If you write the Hamiltonian as $H_{tot}=T_N+T_e +V(r,R)$ with $T_{N/e}$ being the kinetic energy operator of the nuclei and electrons, respectively, and V the Coulomb interaction of the electrons with coordinates r and nuclei with coordinates R, then the electronic hamiltonian is
$H_{el}=T_e+ V(r,R)$ with eigenvalues $\psi_n(r;R)$. These eigenvalues form a complete basis in which also the eigenvalues $\Psi_m(r,R)$ of $H_{tot}$ can be developed, namely $\Psi_m=\sum_n \psi_n(r;R) \phi_{nm}(R)$.

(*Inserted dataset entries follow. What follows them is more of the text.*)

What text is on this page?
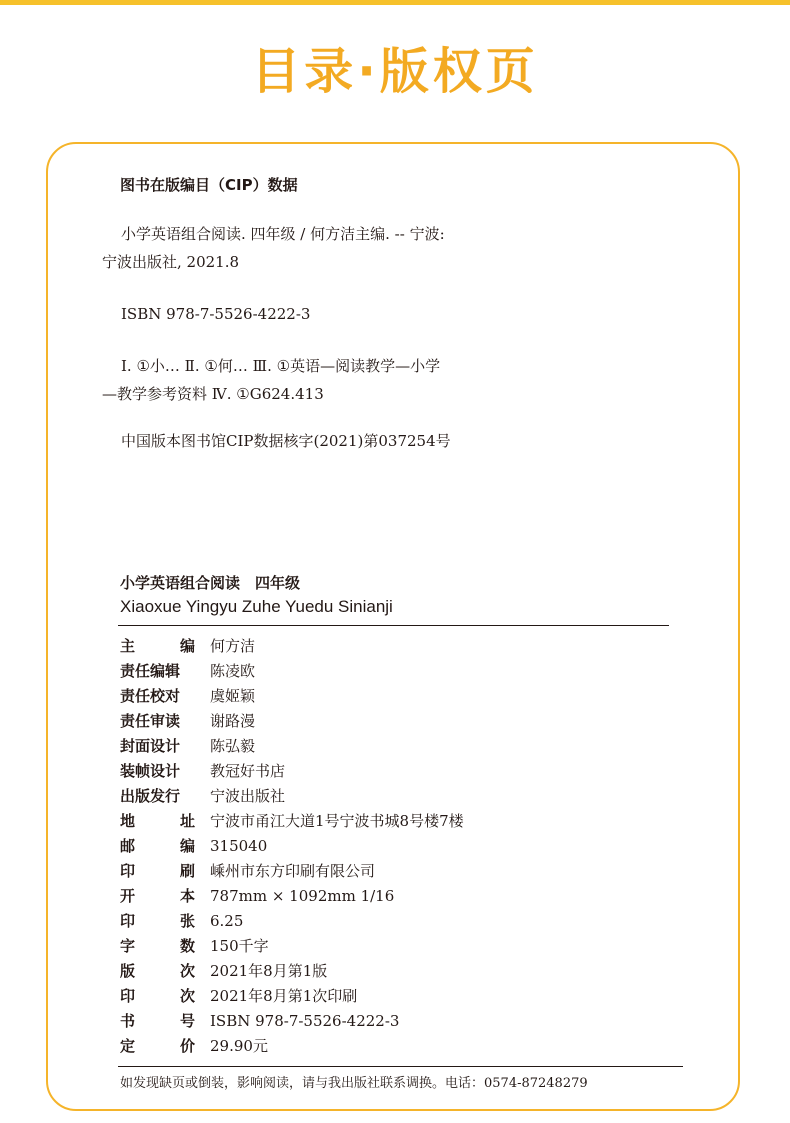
目录·版权页
图书在版编目（CIP）数据
小学英语组合阅读. 四年级 / 何方洁主编. -- 宁波:
宁波出版社, 2021.8
ISBN 978-7-5526-4222-3
Ⅰ. ①小… Ⅱ. ①何… Ⅲ. ①英语—阅读教学—小学
—教学参考资料 Ⅳ. ①G624.413
中国版本图书馆CIP数据核字(2021)第037254号
小学英语组合阅读　四年级
Xiaoxue Yingyu Zuhe Yuedu Sinianji
主	编 何方洁
责任编辑	陈凌欧
责任校对	虞姬颖
责任审读	谢路漫
封面设计	陈弘毅
装帧设计	教冠好书店
出版发行	宁波出版社
地	址 宁波市甬江大道1号宁波书城8号楼7楼
邮	编 315040
印	刷 嵊州市东方印刷有限公司
开	本 787mm × 1092mm 1/16
印	张 6.25
字	数 150千字
版	次 2021年8月第1版
印	次 2021年8月第1次印刷
书	号 ISBN 978-7-5526-4222-3
定	价 29.90元
如发现缺页或倒装，影响阅读，请与我出版社联系调换。电话：0574-87248279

Born and Oppenheimer now claim that it is - at least sometimes - a good approximation to keep only a single term of the sum. The condition for this to be approximately true is that the action of $T_N$ on $\psi_n$ can be neglected, which is justified mainly by the dependence of $T_N$ on the small factor $m/M$ where $M$ is the mass of the electron and M a typical mass of the nuclei. A further condition is that the electronic states are energetically well separated - this condition fails for example for Jahn-Teller states, where orbitals become degenerate due to symmetry restrictions.
I invite you to set up an equation for the $\phi_{nm}$ so we can work out the details.